Lohia joined the company immediately after graduating from university, sensing it was “time for me pitch in” because his dad was experiencing poor health. However, some second generation leaders who eventually took over the baton never wanted any part of it.
“I never wanted to work in the family business,” says Michelle Cheo, CEO of palm oil producer Mewah International Inc. She jokes how her father and Chairman of Mewah, Cheo Tong Choon, started “brainwashing” her at age 11 by telling her she would work in the family business. “We would be in the car, and he would go, ‘When you run the business, you’ll see how lucky you are because you’d be able to do this and that.’”
Cheo spent five years working as an engineer for ExxonMobil before having a change of heart. The catalyst was seeing friends who were in similar situations.

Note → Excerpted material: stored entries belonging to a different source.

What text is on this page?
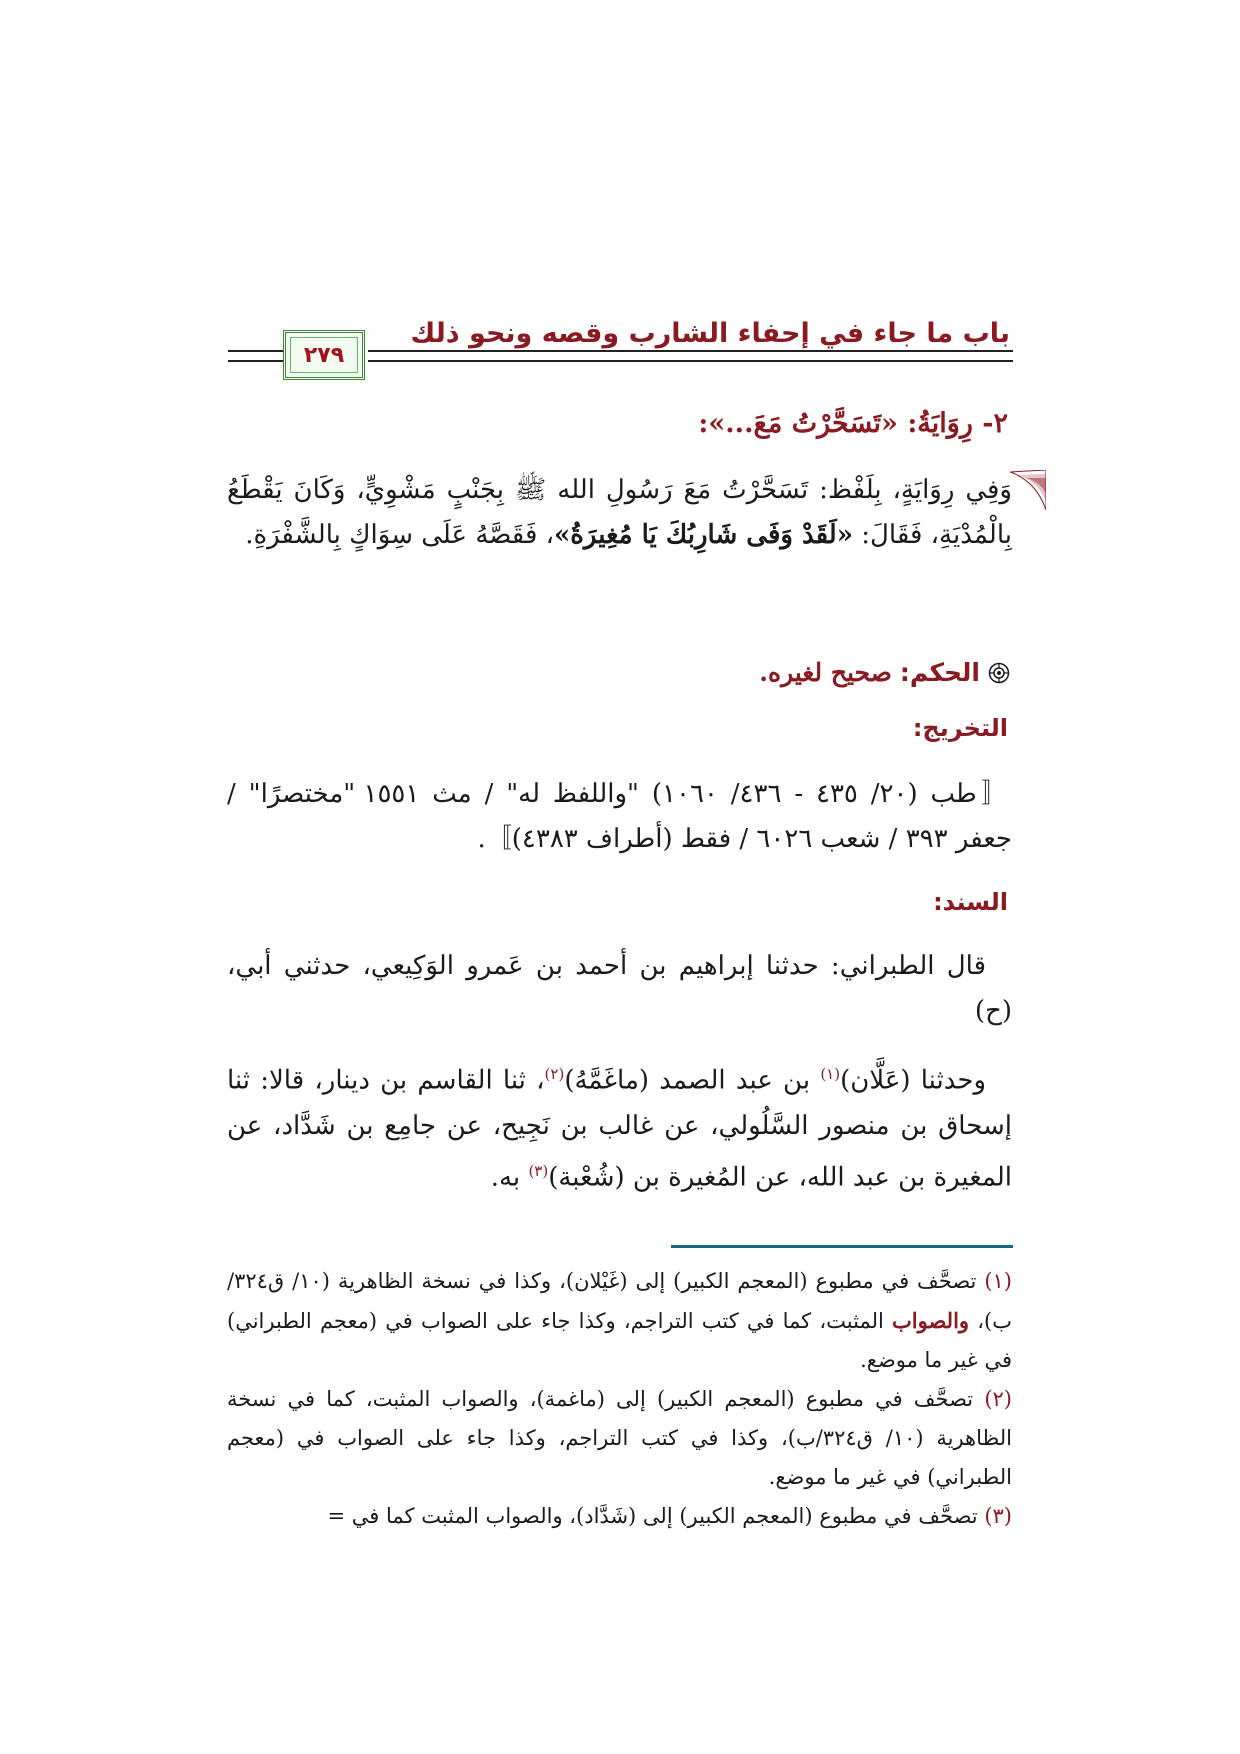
باب ما جاء في إحفاء الشارب وقصه ونحو ذلك
٢٧٩
٢- رِوَايَةُ: «تَسَحَّرْتُ مَعَ...»:
وَفِي رِوَايَةٍ، بِلَفْظ: تَسَحَّرْتُ مَعَ رَسُولِ الله ﷺ بِجَنْبٍ مَشْوِيٍّ، وَكَانَ يَقْطَعُ بِالْمُدْيَةِ، فَقَالَ: «لَقَدْ وَفَى شَارِبُكَ يَا مُغِيرَةُ»، فَقَصَّهُ عَلَى سِوَاكٍ بِالشَّفْرَةِ.
الحكم:
صحيح لغيره.
التخريج:
〚طب (٢٠/ ٤٣٥ - ٤٣٦/ ١٠٦٠) "واللفظ له" / مث ١٥٥١ "مختصرًا" / جعفر ٣٩٣ / شعب ٦٠٢٦ / فقط (أطراف ٤٣٨٣)〛.
السند:
قال الطبراني: حدثنا إبراهيم بن أحمد بن عَمرو الوَكِيعي، حدثني أبي، (ح)
وحدثنا (عَلَّان)$^{(١)}$ بن عبد الصمد (ماغَمَّهُ)$^{(٢)}$، ثنا القاسم بن دينار، قالا: ثنا إسحاق بن منصور السَّلُولي، عن غالب بن نَجِيح، عن جامِع بن شَدَّاد، عن المغيرة بن عبد الله، عن المُغيرة بن (شُعْبة)$^{(٣)}$ به.

(١) تصحَّف في مطبوع (المعجم الكبير) إلى (غَيْلان)، وكذا في نسخة الظاهرية (١٠/ ق٣٢٤/ ب)، والصواب المثبت، كما في كتب التراجم، وكذا جاء على الصواب في (معجم الطبراني) في غير ما موضع.

(٢) تصحَّف في مطبوع (المعجم الكبير) إلى (ماغمة)، والصواب المثبت، كما في نسخة الظاهرية (١٠/ ق٣٢٤/ب)، وكذا في كتب التراجم، وكذا جاء على الصواب في (معجم الطبراني) في غير ما موضع.

(٣) تصحَّف في مطبوع (المعجم الكبير) إلى (شَدَّاد)، والصواب المثبت كما في =
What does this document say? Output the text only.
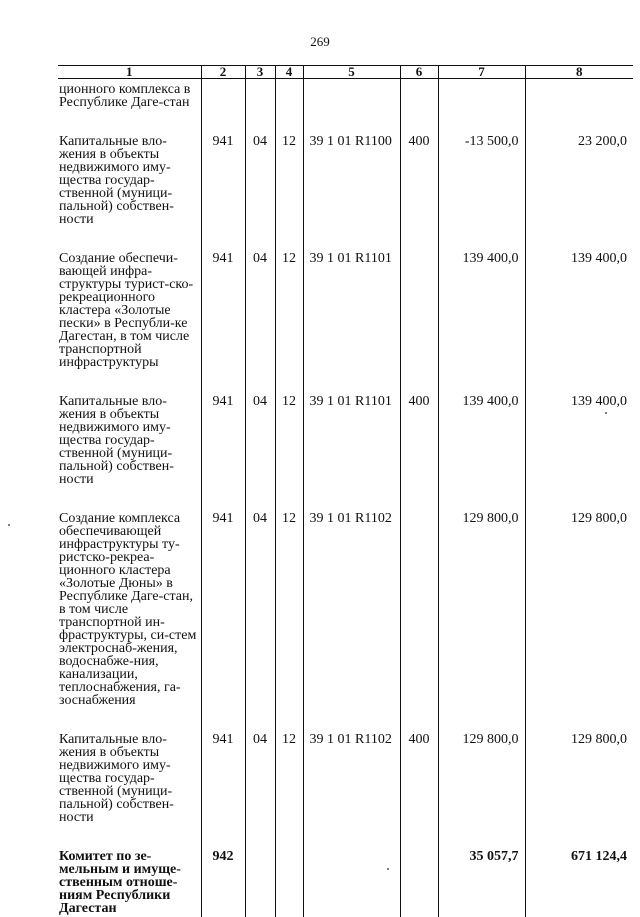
269
1	2	3	4	5	6	7	8
ционного комплекса в Республике Даге-стан							
Капитальные вло-жения в объекты недвижимого иму-щества государ-ственной (муници-пальной) собствен-ности	941	04	12	39 1 01 R1100	400	-13 500,0	23 200,0
Создание обеспечи-вающей инфра-структуры турист-ско-рекреационного кластера «Золотые пески» в Республи-ке Дагестан, в том числе транспортной инфраструктуры	941	04	12	39 1 01 R1101		139 400,0	139 400,0
Капитальные вло-жения в объекты недвижимого иму-щества государ-ственной (муници-пальной) собствен-ности	941	04	12	39 1 01 R1101	400	139 400,0	139 400,0
Создание комплекса обеспечивающей инфраструктуры ту-ристско-рекреа-ционного кластера «Золотые Дюны» в Республике Даге-стан, в том числе транспортной ин-фраструктуры, си-стем электроснаб-жения, водоснабже-ния, канализации, теплоснабжения, га-зоснабжения	941	04	12	39 1 01 R1102		129 800,0	129 800,0
Капитальные вло-жения в объекты недвижимого иму-щества государ-ственной (муници-пальной) собствен-ности	941	04	12	39 1 01 R1102	400	129 800,0	129 800,0
Комитет по зе-мельным и имуще-ственным отноше-ниям Республики Дагестан	942					35 057,7	671 124,4
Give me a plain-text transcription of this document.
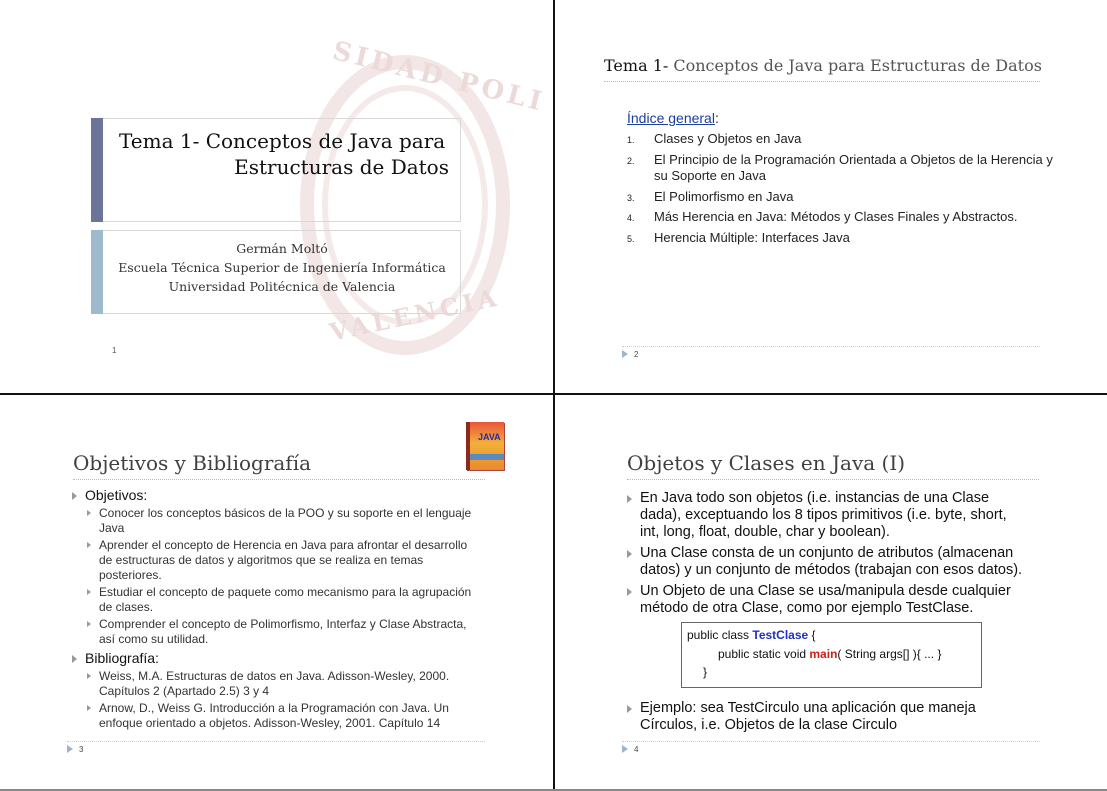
SIDAD POLI
VALENCIA
Tema 1- Conceptos de Java para
Estructuras de Datos
Germán Moltó
Escuela Técnica Superior de Ingeniería Informática
Universidad Politécnica de Valencia
1
Tema 1- Conceptos de Java para Estructuras de Datos
Índice general:
1. Clases y Objetos en Java
2. El Principio de la Programación Orientada a Objetos de la Herencia y su Soporte en Java
3. El Polimorfismo en Java
4. Más Herencia en Java: Métodos y Clases Finales y Abstractos.
5. Herencia Múltiple: Interfaces Java
2
Objetivos y Bibliografía
JAVA
Objetivos:
Conocer los conceptos básicos de la POO y su soporte en el lenguaje Java
Aprender el concepto de Herencia en Java para afrontar el desarrollo de estructuras de datos y algoritmos que se realiza en temas posteriores.
Estudiar el concepto de paquete como mecanismo para la agrupación de clases.
Comprender el concepto de Polimorfismo, Interfaz y Clase Abstracta, así como su utilidad.
Bibliografía:
Weiss, M.A. Estructuras de datos en Java. Adisson-Wesley, 2000. Capítulos 2 (Apartado 2.5) 3 y 4
Arnow, D., Weiss G. Introducción a la Programación con Java. Un enfoque orientado a objetos. Adisson-Wesley, 2001. Capítulo 14
3
Objetos y Clases en Java (I)
En Java todo son objetos (i.e. instancias de una Clase dada), exceptuando los 8 tipos primitivos (i.e. byte, short, int, long, float, double, char y boolean).
Una Clase consta de un conjunto de atributos (almacenan datos) y un conjunto de métodos (trabajan con esos datos).
Un Objeto de una Clase se usa/manipula desde cualquier método de otra Clase, como por ejemplo TestClase.
public class TestClase {
public static void main( String args[] ){ ... }
}
Ejemplo: sea TestCirculo una aplicación que maneja Círculos, i.e. Objetos de la clase Circulo
4
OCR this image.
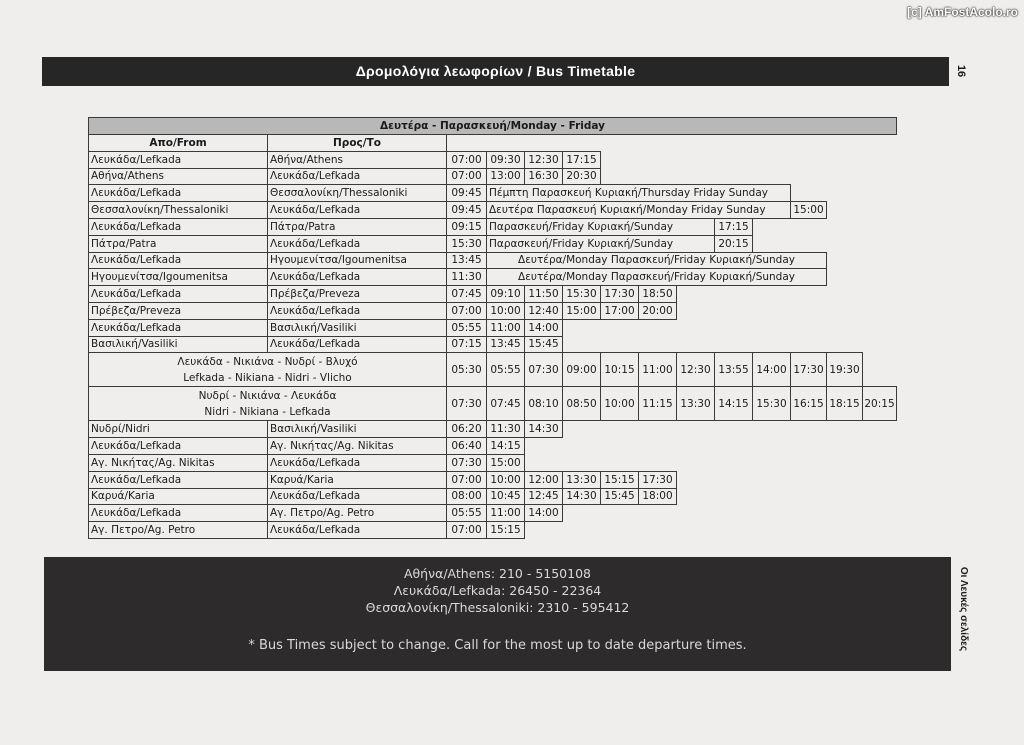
[c] AmFostAcolo.ro
Δρομολόγια λεωφορίων / Bus Timetable	16
Δευτέρα - Παρασκευή/Monday - Friday													
Απο/From	Προς/Το												
Λευκάδα/Lefkada	Αθήνα/Athens	07:00	09:30	12:30	17:15								
Αθήνα/Athens	Λευκάδα/Lefkada	07:00	13:00	16:30	20:30								
Λευκάδα/Lefkada	Θεσσαλονίκη/Thessaloniki	09:45	Πέμπτη Παρασκευή Κυριακή/Thursday Friday Sunday										
Θεσσαλονίκη/Thessaloniki	Λευκάδα/Lefkada	09:45	Δευτέρα Παρασκευή Κυριακή/Monday Friday Sunday								15:00		
Λευκάδα/Lefkada	Πάτρα/Patra	09:15	Παρασκευή/Friday Κυριακή/Sunday						17:15				
Πάτρα/Patra	Λευκάδα/Lefkada	15:30	Παρασκευή/Friday Κυριακή/Sunday						20:15				
Λευκάδα/Lefkada	Ηγουμενίτσα/Igoumenitsa	13:45	Δευτέρα/Monday Παρασκευή/Friday Κυριακή/Sunday										
Ηγουμενίτσα/Igoumenitsa	Λευκάδα/Lefkada	11:30	Δευτέρα/Monday Παρασκευή/Friday Κυριακή/Sunday										
Λευκάδα/Lefkada	Πρέβεζα/Preveza	07:45	09:10	11:50	15:30	17:30	18:50						
Πρέβεζα/Preveza	Λευκάδα/Lefkada	07:00	10:00	12:40	15:00	17:00	20:00						
Λευκάδα/Lefkada	Βασιλική/Vasiliki	05:55	11:00	14:00									
Βασιλική/Vasiliki	Λευκάδα/Lefkada	07:15	13:45	15:45									
Λευκάδα - Νικιάνα - Νυδρί - Βλυχό
Lefkada - Nikiana - Nidri - Vlicho		05:30	05:55	07:30	09:00	10:15	11:00	12:30	13:55	14:00	17:30	19:30	
Νυδρί - Νικιάνα - Λευκάδα
Nidri - Nikiana - Lefkada		07:30	07:45	08:10	08:50	10:00	11:15	13:30	14:15	15:30	16:15	18:15	20:15
Νυδρί/Nidri	Βασιλική/Vasiliki	06:20	11:30	14:30									
Λευκάδα/Lefkada	Αγ. Νικήτας/Ag. Nikitas	06:40	14:15										
Αγ. Νικήτας/Ag. Nikitas	Λευκάδα/Lefkada	07:30	15:00										
Λευκάδα/Lefkada	Καρυά/Karia	07:00	10:00	12:00	13:30	15:15	17:30						
Καρυά/Karia	Λευκάδα/Lefkada	08:00	10:45	12:45	14:30	15:45	18:00						
Λευκάδα/Lefkada	Αγ. Πετρο/Ag. Petro	05:55	11:00	14:00									
Αγ. Πετρο/Ag. Petro	Λευκάδα/Lefkada	07:00	15:15										
Αθήνα/Athens: 210 - 5150108
Λευκάδα/Lefkada: 26450 - 22364
Θεσσαλονίκη/Thessaloniki: 2310 - 595412
* Bus Times subject to change. Call for the most up to date departure times.	Οι Λευκές σελίδες
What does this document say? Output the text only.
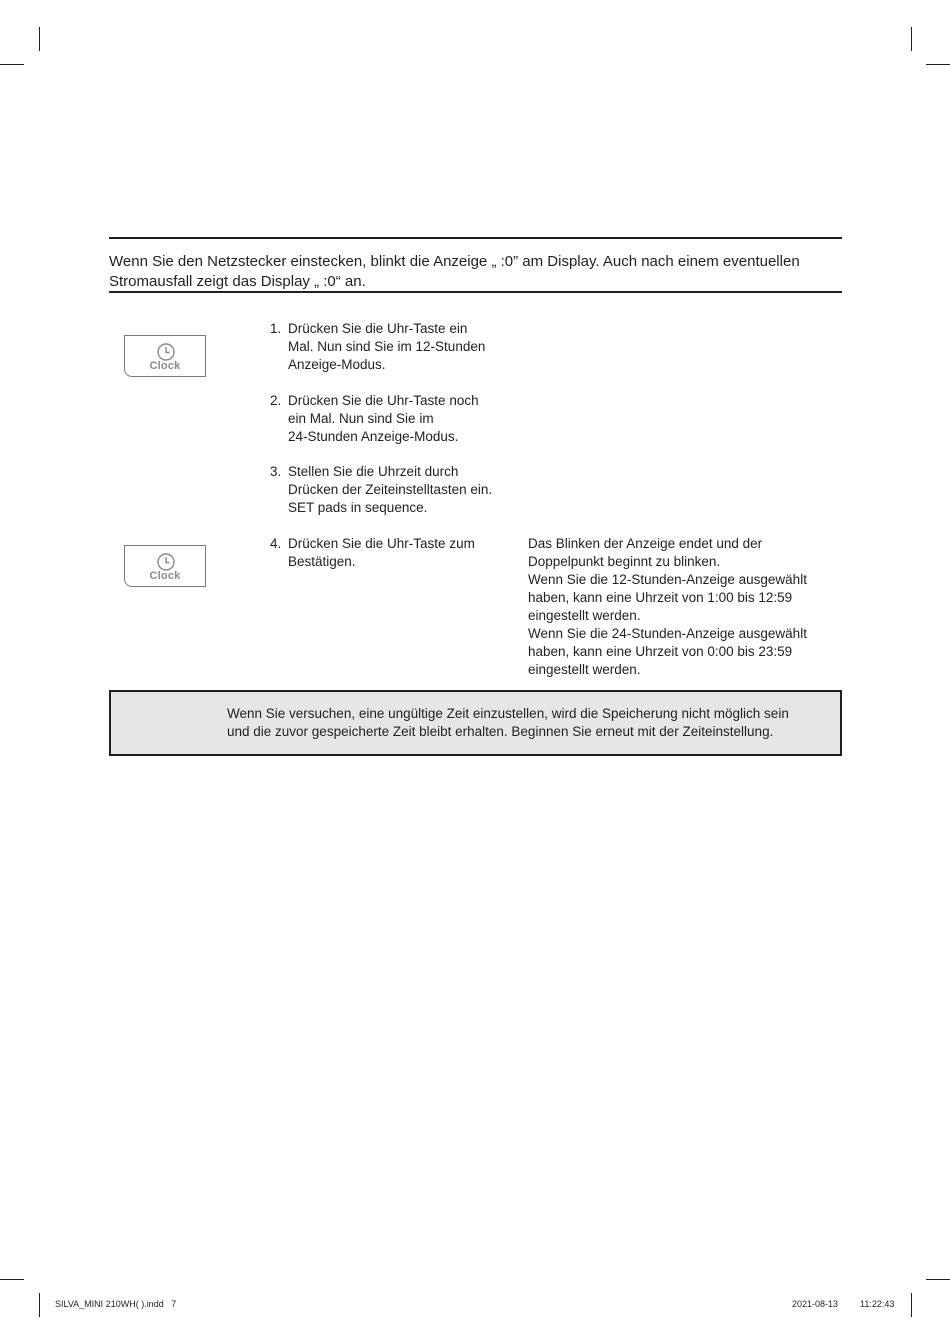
Wenn Sie den Netzstecker einstecken, blinkt die Anzeige „ :0” am Display. Auch nach einem eventuellen
Stromausfall zeigt das Display „ :0“ an.

Clock
Clock
1. Drücken Sie die Uhr-Taste ein
Mal. Nun sind Sie im 12-Stunden
Anzeige-Modus.
2. Drücken Sie die Uhr-Taste noch
ein Mal. Nun sind Sie im
24-Stunden Anzeige-Modus.
3. Stellen Sie die Uhrzeit durch
Drücken der Zeiteinstelltasten ein.
SET pads in sequence.
4. Drücken Sie die Uhr-Taste zum
Bestätigen.

Das Blinken der Anzeige endet und der

Doppelpunkt beginnt zu blinken.

Wenn Sie die 12-Stunden-Anzeige ausgewählt

haben, kann eine Uhrzeit von 1:00 bis 12:59

eingestellt werden.

Wenn Sie die 24-Stunden-Anzeige ausgewählt

haben, kann eine Uhrzeit von 0:00 bis 23:59

eingestellt werden.

Wenn Sie versuchen, eine ungültige Zeit einzustellen, wird die Speicherung nicht möglich sein
und die zuvor gespeicherte Zeit bleibt erhalten. Beginnen Sie erneut mit der Zeiteinstellung.
SILVA_MINI 210WH( ).indd   7	2021-08-13 11:22:43
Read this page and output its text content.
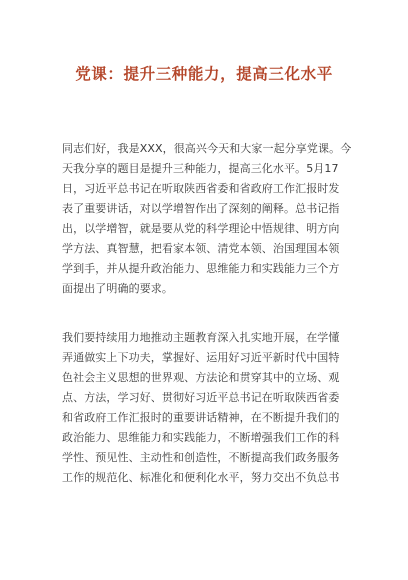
党课：提升三种能力，提高三化水平
同志们好，我是XXX，很高兴今天和大家一起分享党课。今
天我分享的题目是提升三种能力，提高三化水平。5月17
日，习近平总书记在听取陕西省委和省政府工作汇报时发
表了重要讲话，对以学增智作出了深刻的阐释。总书记指
出，以学增智，就是要从党的科学理论中悟规律、明方向
学方法、真智慧，把看家本领、清党本领、治国理国本领
学到手，并从提升政治能力、思维能力和实践能力三个方
面提出了明确的要求。
我们要持续用力地推动主题教育深入扎实地开展，在学懂
弄通做实上下功夫，掌握好、运用好习近平新时代中国特
色社会主义思想的世界观、方法论和贯穿其中的立场、观
点、方法，学习好、贯彻好习近平总书记在听取陕西省委
和省政府工作汇报时的重要讲话精神，在不断提升我们的
政治能力、思维能力和实践能力，不断增强我们工作的科
学性、预见性、主动性和创造性，不断提高我们政务服务
工作的规范化、标准化和便利化水平，努力交出不负总书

“I had friends who were involved in family businesses, and they saw how hard their parents worked. One of my friends worked long hours as an auditor and she realised: ‘I’m working so hard but it’s not even for the family. I really should be helping my family.’ That was when I started thinking about working in the family business.”
Going with your heart
Banyan Tree’s Ho also had experience in the corporate world before joining the family business, working at management consultancy Bain & Company before feeling a sense of a “self-realisation…and desire to contribute and lead.”
“It’s about finding the heart and soul of the business,” says Ho about being successful as a second-generation leader of a family business. “Functions can be outsourced, be it finance, marketing, strategy etc. If you can grasp the heart and soul of the business, and figure out what you think will keep the business alive over the next 10 or 20 years, if that resonates with you, it should give you the passion.”
What if you do not have the passion but instead feel duty-bound to carry on what the older generation has built?
“Whatever it is, make sure you are happy about it,” Lohia advises. “Don’t do it as an obligation because it will show. So long as you’re positive about it, whether it’s within the family business or outside of it, be happy about your decision.”